Бубеник пожимал плечами, прикладывал руку к губам, показывая, что вынужден молчать, но все ж согласился хоть чуточку осветить это темное дело.
— Есть у господ, знаете ли, немало странных вещей, но не всегда полезно узнавать, для чего они. А вот к чему такая специальность, об этом могут догадываться даже такие бедняки, как мы с вами. Скажем, замок у шкатулки не открывается, а хочется из нее вынуть что-то, да так, чтоб не заметили…
Бубеник доверительно рассказывал об этом всем, кто подходил к нему, когда они останавливались, потом проводил Малинку обратно в барский дом, где его уже ждали к обеду.
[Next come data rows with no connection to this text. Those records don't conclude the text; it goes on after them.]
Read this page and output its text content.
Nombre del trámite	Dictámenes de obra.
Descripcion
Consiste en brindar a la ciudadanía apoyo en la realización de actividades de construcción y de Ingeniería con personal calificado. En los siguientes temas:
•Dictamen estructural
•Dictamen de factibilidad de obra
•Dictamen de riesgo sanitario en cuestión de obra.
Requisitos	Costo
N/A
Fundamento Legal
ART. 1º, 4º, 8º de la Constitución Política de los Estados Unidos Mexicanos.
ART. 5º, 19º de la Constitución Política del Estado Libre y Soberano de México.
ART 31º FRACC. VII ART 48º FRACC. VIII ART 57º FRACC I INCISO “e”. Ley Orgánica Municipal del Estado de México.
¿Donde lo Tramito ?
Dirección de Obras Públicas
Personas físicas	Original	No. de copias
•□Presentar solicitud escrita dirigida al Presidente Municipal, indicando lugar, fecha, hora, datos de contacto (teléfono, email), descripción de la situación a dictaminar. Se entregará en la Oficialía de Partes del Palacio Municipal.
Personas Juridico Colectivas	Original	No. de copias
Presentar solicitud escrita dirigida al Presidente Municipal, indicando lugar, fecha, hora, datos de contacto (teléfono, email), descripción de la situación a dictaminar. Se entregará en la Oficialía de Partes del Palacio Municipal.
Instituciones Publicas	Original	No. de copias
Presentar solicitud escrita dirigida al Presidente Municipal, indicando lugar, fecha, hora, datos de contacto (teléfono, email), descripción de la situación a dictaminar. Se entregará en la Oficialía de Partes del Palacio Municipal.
Хозяйке разрешалось вставать пока лишь на несколько часов в день, поэтому в полдень она снова легла и попросила подать себе обед в постель. Малинка, надо сказать, даже обрадовался, узнав, что Вильма не будет обедать вместе с ними. Он жаждал минуты встречи, мечтал о ней, но, когда она подошла, испугался. За столом они сидели с бароном вдвоем. Бубеник прислуживал и одновременно подбадривал хозяина:
— Все идет как надо, ваше высокоблагородие, с жемчугами дело пошло на лад. Но Коперецкий уставился на него с сомнением.
— Я, Бубеник, не верю в чудеса. Боюсь, что ты навлечешь на меня бурю, а потом все кончится ничем. У меня дурное предчувствие, очень дурное.
Он и вправду за обедом был молчалив, сидел погруженный в свои думы, произнес едва несколько слов, быстро выпил кофе и спросил Малинку, спит ли он обыкновенно после обеда, потому что сам он всегда засыпает чуток, ровно настолько, чтоб глаза обмануть.